I shared a couple days ago about my one word for 2015. While mulling over exactly how rediscovering myself should look a couple things came to mind. The first was a song. A song I know I’ve shared here before. The lyrics of this song were once again brought to my attention on the 28th:

"The Real Me" by Natalie Grant. Listen here: http://www.youtube.com/watch?v=4bRGfId9quY

“The Real Me” by Natalie Grant. Listen here: http://www.youtube.com/watch?v=4bRGfId9quY

Even though this song was written to help the artist with a very real struggle with bulimia, I believe that so many of us can relate to the struggle of just wanting to find ourselves outside of our circumstance.
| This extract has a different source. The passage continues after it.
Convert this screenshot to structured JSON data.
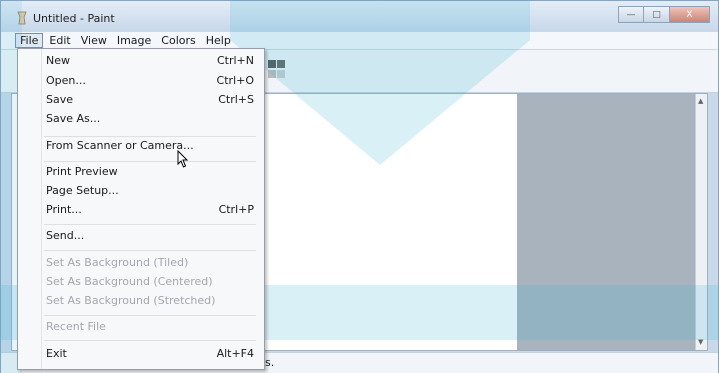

That’s the beauty of music, the words can impact so many people in different ways.

Along with this song, there was something else that came into my mind. Scripture. One I’d become very much  familiar with several years back. In fact, it’s been the focus of several books I’ve read over the last several years. However, this time, it’s come to life so much more.

Prov31.25

These two tools, combined with the focus of rediscovering what self means to me, are sure to help. A few other steps I’m planning to take on this journey:

  • Set a consistent time to wake up each morning
    • enough time for breakfast and quiet time
  • Discover a way to become more active and stick to it
  • Write consistently. Either here or in a journal I received for Christmas
  • Read books. All the way to the end.
  • Take time monthly (more frequently if needed) and do something to refresh myself
  • Crochet again
  • Make girl time a must

Do you have any goals for this year? Any hopes and dreams that are beginning to take shape?

New Year, New me

The past several years I have participated in the One Word challenge. Having a focus for each year has helped in many ways. I started fully participating in it in 2012 with the word limitless. Boy did that year sure live up to it it too. In 2013 the central focus for the year was trust. With motherhood just beginning, trust was going to be essential for that first year. This year’s word came to me in the form of a gift from a coworker. The word in 2014 was magnificent.
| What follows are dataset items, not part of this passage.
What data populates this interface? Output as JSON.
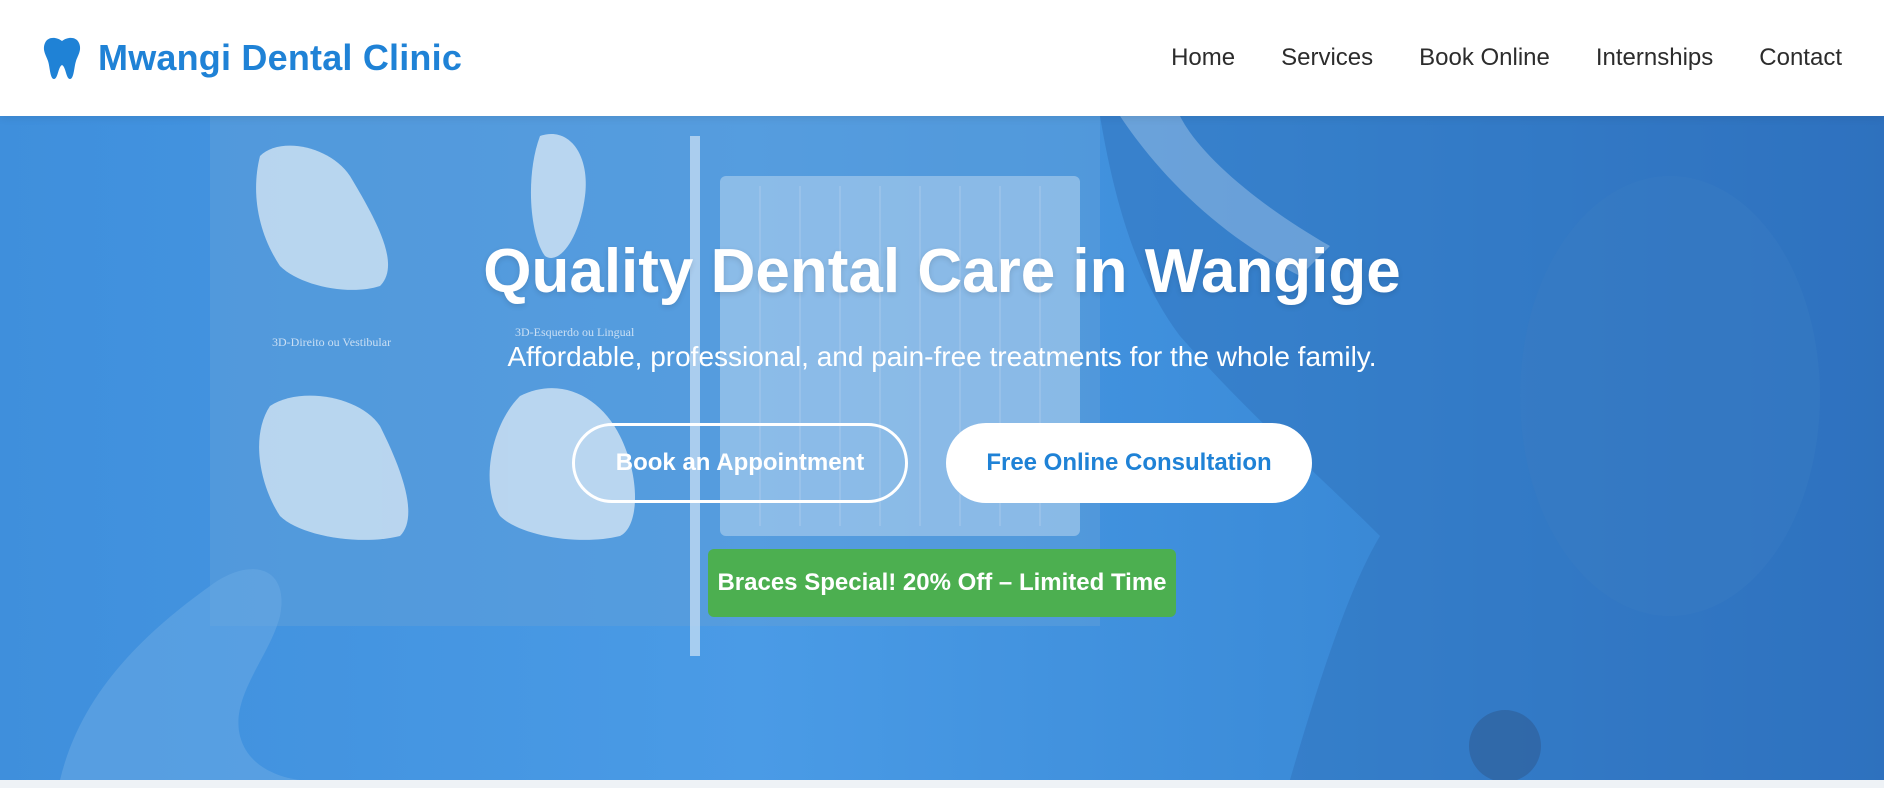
{
  "header": {
    "brand": {
      "icon": "tooth-icon",
      "name": "Mwangi Dental Clinic",
      "color": "#1f82d6"
    },
    "nav": [
      {
        "label": "Home"
      },
      {
        "label": "Services"
      },
      {
        "label": "Book Online"
      },
      {
        "label": "Internships"
      },
      {
        "label": "Contact"
      }
    ]
  },
  "hero": {
    "title": "Quality Dental Care in Wangige",
    "subtitle": "Affordable, professional, and pain-free treatments for the whole family.",
    "primary_button": "Book an Appointment",
    "secondary_button": "Free Online Consultation",
    "promo": "Braces Special! 20% Off – Limited Time",
    "overlay_color": "#4a9be6",
    "promo_color": "#4caf50",
    "xray_labels": [
      "3D-Direito ou Vestibular",
      "3D-Esquerdo ou Lingual"
    ]
  }
}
This year has had it’s ups and downs. I can tell you that there were many times when it wasn’t feeling so magnificent. However, when I look back at where we were when the year started, I can see that it was indeed magnificent. From career changes, to parenthood, friendships and everything in between, it has most certainly been magnificent.
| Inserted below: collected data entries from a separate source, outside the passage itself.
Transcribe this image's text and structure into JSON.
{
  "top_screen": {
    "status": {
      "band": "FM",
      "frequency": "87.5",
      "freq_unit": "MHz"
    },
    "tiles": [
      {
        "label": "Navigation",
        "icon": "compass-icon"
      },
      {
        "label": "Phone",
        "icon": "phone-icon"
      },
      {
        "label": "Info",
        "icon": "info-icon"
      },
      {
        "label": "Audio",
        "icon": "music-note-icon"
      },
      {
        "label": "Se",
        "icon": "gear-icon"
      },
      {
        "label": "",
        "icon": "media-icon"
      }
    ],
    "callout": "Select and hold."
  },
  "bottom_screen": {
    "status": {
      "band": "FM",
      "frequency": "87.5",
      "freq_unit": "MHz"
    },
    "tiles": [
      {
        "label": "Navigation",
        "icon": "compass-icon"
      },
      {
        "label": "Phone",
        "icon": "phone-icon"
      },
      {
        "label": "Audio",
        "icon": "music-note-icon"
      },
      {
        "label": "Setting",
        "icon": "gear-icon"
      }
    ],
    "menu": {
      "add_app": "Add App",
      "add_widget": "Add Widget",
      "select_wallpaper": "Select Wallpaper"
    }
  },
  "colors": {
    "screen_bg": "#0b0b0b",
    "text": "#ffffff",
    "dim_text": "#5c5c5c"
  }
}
A few days ago, I was contemplating whether or not I was going to participate in the one word challenge again in 2015. I was leaning toward no. Then, as I’m sitting at home it hits me. In 2015 the one thing I need to focus on is self. With the baby phase behind us, it’s time to focus on getting myself healthier. In all areas of life. It’s time for me to buckle down more and get serious with my quiet time. I need to quit making excuses to get healthier, there is no better time than now to begin eating better and living a more active life.

2015_self

I really need to take a close look at how I’m spending my time. I want to become me again. I’m not just a wife, a mom, a friend, ect. There is more to it than just the things I do or the way I spend my time. I want to find my hobbies and passions again. I want to crochet again, to write here more often, to learn to love life all around again. I am going to make an effort this year to do just that.

How about you, friends, what is your word for 2015?